Marphise dit : « — Seraient-elles plus nombreuses que les soldats que Xerxès eut jadis autour de lui, plus nombreuses que les anges rebelles qui, à leur éternelle honte, furent chassés du ciel, si tu es avec moi, ou si, du moins, tu n’es pas avec elles, je prétends les occire toutes en un jour. — » Guidon reprit : « — Je ne connais pas de moyen pour tenter de nous ouvrir un chemin, sinon un.
« Un seul peut nous sauver s’il réussit, et je vais vous le dire maintenant qu’il m’en souvient. Hors les femmes, il n’est permis à personne de sortir et de se promener sur le rivage. Pour cette raison, il faut que je me confie à la fidélité d’une de mes épouses qui m’a souvent donné de son profond amour de plus fortes preuves que celle que je lui demanderai aujourd’hui.
« Non moins que moi, elle désire se soustraire à cette servitude pour me suivre ; car elle espère, une fois débarrassée de ses rivales, vivre seule avec moi. Elle fera, pendant que l’obscurité règne encore, préparer dans le port une fuste ou un brigantin que vos matelots trouveront tout disposé pour partir, dès qu’ils y seront arrivés.

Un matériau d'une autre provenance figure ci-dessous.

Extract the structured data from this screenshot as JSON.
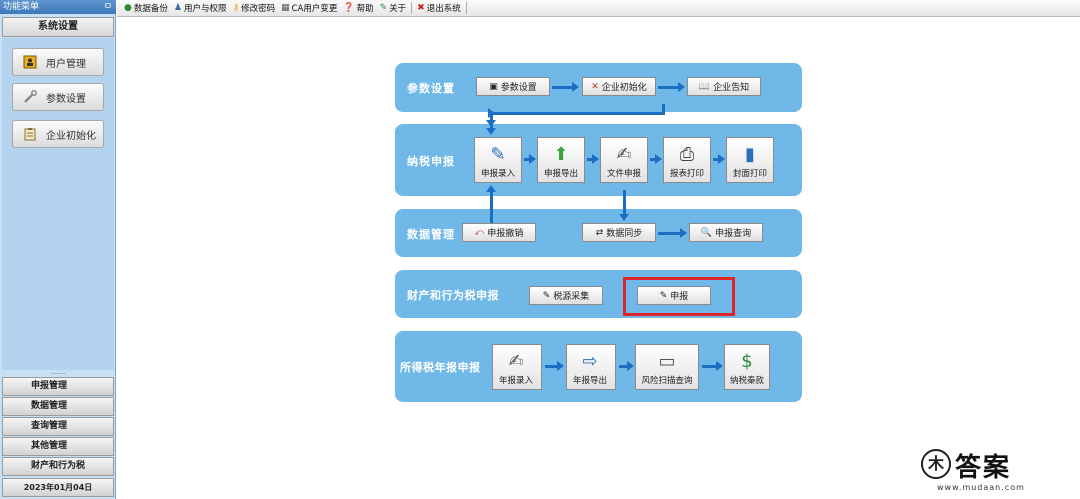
{
  "sidebar": {
    "title": "功能菜单",
    "pin": "ㅁ",
    "header": "系统设置",
    "buttons": [
      {
        "label": "用户管理",
        "icon": "user-card-icon"
      },
      {
        "label": "参数设置",
        "icon": "wrench-icon"
      },
      {
        "label": "企业初始化",
        "icon": "clipboard-icon"
      }
    ],
    "grip": "........",
    "menus": [
      "申报管理",
      "数据管理",
      "查询管理",
      "其他管理",
      "财产和行为税"
    ],
    "date": "2023年01月04日"
  },
  "toolbar": {
    "items": [
      {
        "label": "数据备份",
        "icon": "backup-icon"
      },
      {
        "label": "用户与权限",
        "icon": "user-icon"
      },
      {
        "label": "修改密码",
        "icon": "key-icon"
      },
      {
        "label": "CA用户变更",
        "icon": "ca-icon"
      },
      {
        "label": "帮助",
        "icon": "help-icon"
      },
      {
        "label": "关于",
        "icon": "tag-icon"
      },
      {
        "label": "退出系统",
        "icon": "exit-icon"
      }
    ]
  },
  "panels": {
    "params": {
      "title": "参数设置",
      "buttons": [
        "参数设置",
        "企业初始化",
        "企业告知"
      ]
    },
    "declare": {
      "title": "纳税申报",
      "tiles": [
        "申报录入",
        "申报导出",
        "文件申报",
        "报表打印",
        "封面打印"
      ]
    },
    "data": {
      "title": "数据管理",
      "buttons": [
        "申报撤销",
        "数据同步",
        "申报查询"
      ]
    },
    "property": {
      "title": "财产和行为税申报",
      "buttons": [
        "税源采集",
        "申报"
      ]
    },
    "income": {
      "title": "所得税年报申报",
      "tiles": [
        "年报录入",
        "年报导出",
        "风险扫描查询",
        "纳税秦款"
      ]
    }
  },
  "watermark": {
    "logo": "木",
    "name": "答案",
    "url": "www.mudaan.com"
  },
  "colors": {
    "panel": "#6fb8e8",
    "arrow": "#1a6fc3",
    "highlight": "#e0262d"
  }
}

« Derrière moi, vous tous, chevaliers, marchands et matelots, qui avez été forcés malgré vous de recevoir l’hospitalité sous mon toit, vous aurez à vous frayer un large sentier avec vos poitrines dans le cas où le chemin nous serait intercepté. Ainsi j’espère, avec l’aide de nos épées, vous tirer de la cruelle cité. — »
« — Fais comme bon te semble, — dit Marphise ; — pour moi, je suis sûre de sortir par ma propre énergie. Il m’est plus facile d’occire de ma main tous ceux qui sont dans ces murs, que de fuir ou de donner le moindre signe de crainte. Je veux sortir en plein jour, et par la seule force des armes, car tout autre moyen me paraît honteux.
« Je sais que, si l’on savait que je suis une femme, je serais comblée ici d’honneurs et de récompenses, et qu’on m’y donnerait volontiers une des premières places dans le Conseil ; mais étant venue avec ceux-ci, je n’entends pas jouir de plus de privilèges qu’eux. Ce serait une trop grande lâcheté que de rester libre ici, ou de m’en aller libre, laissant les autres dans l’esclavage. — »
Ces paroles, et d’autres encore qui suivirent, montraient que la seule crainte d’augmenter le péril que couraient ses compagnons — son trop d’ardeur pouvait en effet tourner à leur détriment — empêchait Marphise d’attaquer de vive force la multitude. Aussi, elle laissa à Guidon le soin d’employer le moyen qui lui paraîtrait le plus sûr.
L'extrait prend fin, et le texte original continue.